Several challenges to be addressed in future work remain open. First of all, we will investigate methods to increase the accuracy of our cooking recognition system. An obvious direction is to couple the air quality sensor with other sensors to recognize the preparation of cold meals. As explained in “Feature engineering” section, the temperature alone is not sufficient to reliably recognize cooking activities, because indoor temperature is influenced by external temperature. A similar point holds for humidity and other factors. In order to mitigate the influence of external conditions, we could include additional data taken from online weather services. Since both the topology of the home and the characteristics of inhabitants (including their number and age distribution) affect the air quality conditions at cooking time, we will investigate techniques to couple our data-driven method with a knowledge-based one, to fine-tune recognition to home’s and inhabitants’ characteristics. Other domain knowledge, such as the expected duration of cooking activities, may be used to improve the recognition rates of our cooking recognition system, and this is a research direction we will pursue.
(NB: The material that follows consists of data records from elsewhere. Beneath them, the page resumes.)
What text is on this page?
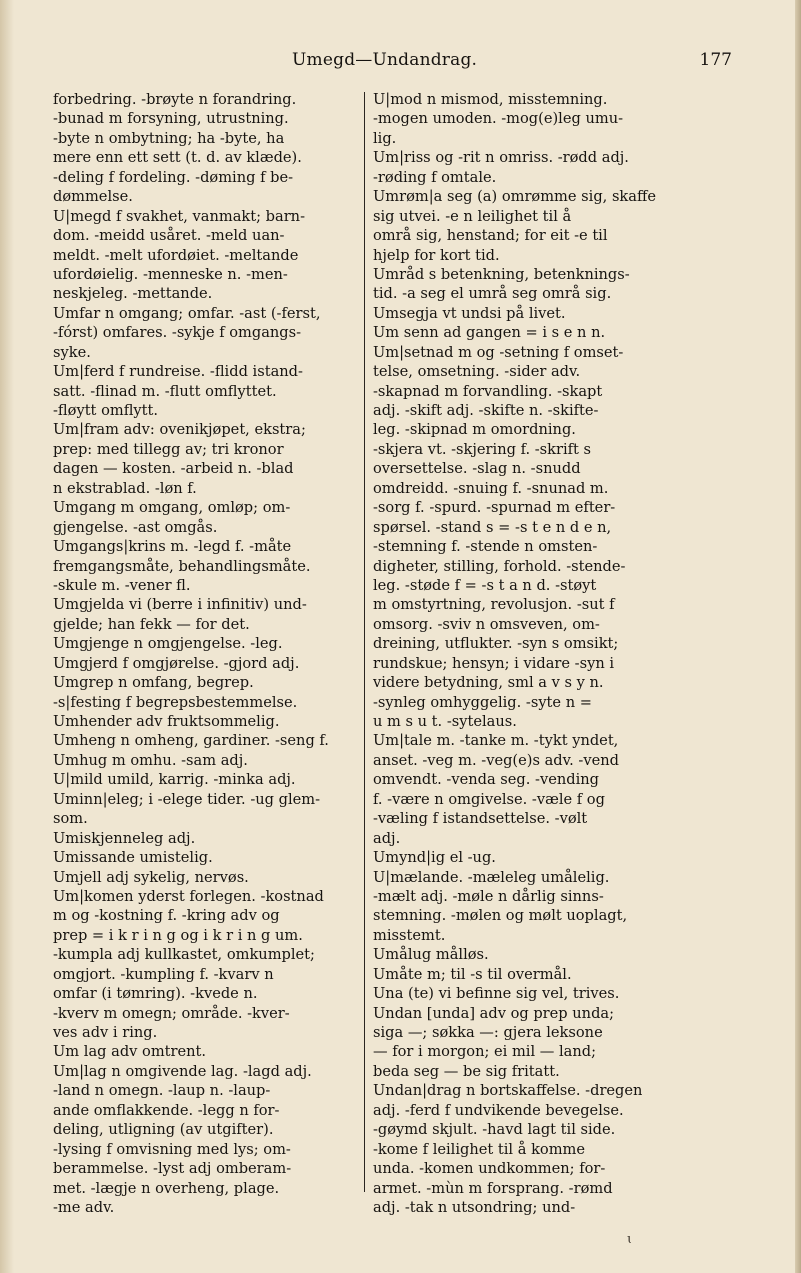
Umegd—Undandrag.	177
forbedring. -brøyte n forandring.
-bunad m forsyning, utrustning.
-byte n ombytning; ha -byte, ha
mere enn ett sett (t. d. av klæde).
-deling f fordeling. -døming f be-
dømmelse.
U|megd f svakhet, vanmakt; barn-
dom. -meidd usåret. -meld uan-
meldt. -melt ufordøiet. -meltande
ufordøielig. -menneske n. -men-
neskjeleg. -mettande.
Umfar n omgang; omfar. -ast (-ferst,
-fórst) omfares. -sykje f omgangs-
syke.
Um|ferd f rundreise. -flidd istand-
satt. -flinad m. -flutt omflyttet.
-fløytt omflytt.
Um|fram adv: ovenikjøpet, ekstra;
prep: med tillegg av; tri kronor
dagen — kosten. -arbeid n. -blad
n ekstrablad. -løn f.
Umgang m omgang, omløp; om-
gjengelse. -ast omgås.
Umgangs|krins m. -legd f. -måte
fremgangsmåte, behandlingsmåte.
-skule m. -vener fl.
Umgjelda vi (berre i infinitiv) und-
gjelde; han fekk — for det.
Umgjenge n omgjengelse. -leg.
Umgjerd f omgjørelse. -gjord adj.
Umgrep n omfang, begrep.
-s|festing f begrepsbestemmelse.
Umhender adv fruktsommelig.
Umheng n omheng, gardiner. -seng f.
Umhug m omhu. -sam adj.
U|mild umild, karrig. -minka adj.
Uminn|eleg; i -elege tider. -ug glem-
som.
Umiskjenneleg adj.
Umissande umistelig.
Umjell adj sykelig, nervøs.
Um|komen yderst forlegen. -kostnad
m og -kostning f. -kring adv og
prep = i k r i n g og i k r i n g um.
-kumpla adj kullkastet, omkumplet;
omgjort. -kumpling f. -kvarv n
omfar (i tømring). -kvede n.
-kverv m omegn; område. -kver-
ves adv i ring.
Um lag adv omtrent.
Um|lag n omgivende lag. -lagd adj.
-land n omegn. -laup n. -laup-
ande omflakkende. -legg n for-
deling, utligning (av utgifter).
-lysing f omvisning med lys; om-
berammelse. -lyst adj omberam-
met. -lægje n overheng, plage.
-me adv.
U|mod n mismod, misstemning.
-mogen umoden. -mog(e)leg umu-
lig.
Um|riss og -rit n omriss. -rødd adj.
-røding f omtale.
Umrøm|a seg (a) omrømme sig, skaffe
sig utvei. -e n leilighet til å
områ sig, henstand; for eit -e til
hjelp for kort tid.
Umråd s betenkning, betenknings-
tid. -a seg el umrå seg områ sig.
Umsegja vt undsi på livet.
Um senn ad gangen = i s e n n.
Um|setnad m og -setning f omset-
telse, omsetning. -sider adv.
-skapnad m forvandling. -skapt
adj. -skift adj. -skifte n. -skifte-
leg. -skipnad m omordning.
-skjera vt. -skjering f. -skrift s
oversettelse. -slag n. -snudd
omdreidd. -snuing f. -snunad m.
-sorg f. -spurd. -spurnad m efter-
spørsel. -stand s = -s t e n d e n,
-stemning f. -stende n omsten-
digheter, stilling, forhold. -stende-
leg. -støde f = -s t a n d. -støyt
m omstyrtning, revolusjon. -sut f
omsorg. -sviv n omsveven, om-
dreining, utflukter. -syn s omsikt;
rundskue; hensyn; i vidare -syn i
videre betydning, sml a v s y n.
-synleg omhyggelig. -syte n =
u m s u t. -sytelaus.
Um|tale m. -tanke m. -tykt yndet,
anset. -veg m. -veg(e)s adv. -vend
omvendt. -venda seg. -vending
f. -være n omgivelse. -væle f og
-væling f istandsettelse. -vølt
adj.
Umynd|ig el -ug.
U|mælande. -mæleleg umålelig.
-mælt adj. -møle n dårlig sinns-
stemning. -mølen og mølt uoplagt,
misstemt.
Umålug målløs.
Umåte m; til -s til overmål.
Una (te) vi befinne sig vel, trives.
Undan [unda] adv og prep unda;
siga —; søkka —: gjera leksone
— for i morgon; ei mil — land;
beda seg — be sig fritatt.
Undan|drag n bortskaffelse. -dregen
adj. -ferd f undvikende bevegelse.
-gøymd skjult. -havd lagt til side.
-kome f leilighet til å komme
unda. -komen undkommen; for-
armet. -mùn m forsprang. -rømd
adj. -tak n utsondring; und-
ɩ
Future work also includes the definition of an effective and engaging conversational interface for interactively filling the food diary, and voice-based identification methods to recognize the current inhabitant in case of multi-resident homes. For such a purpose, one direction we are heading is to employ Google Assistant technology for the human–robot interaction exploiting the APIs and open source tools (e.g. DialogFlow) that Google makes available to the community. We would like to extend the vocabulary we have defined according to Semantic Web best practices in order to have a more comprehensive ontology involving all the food items that might be cooked according to any international recipes. Finally, we plan to execute extensive tests and a much more comprehensive evaluation of the human robot interaction approach based on our preliminary use case prototype implementation.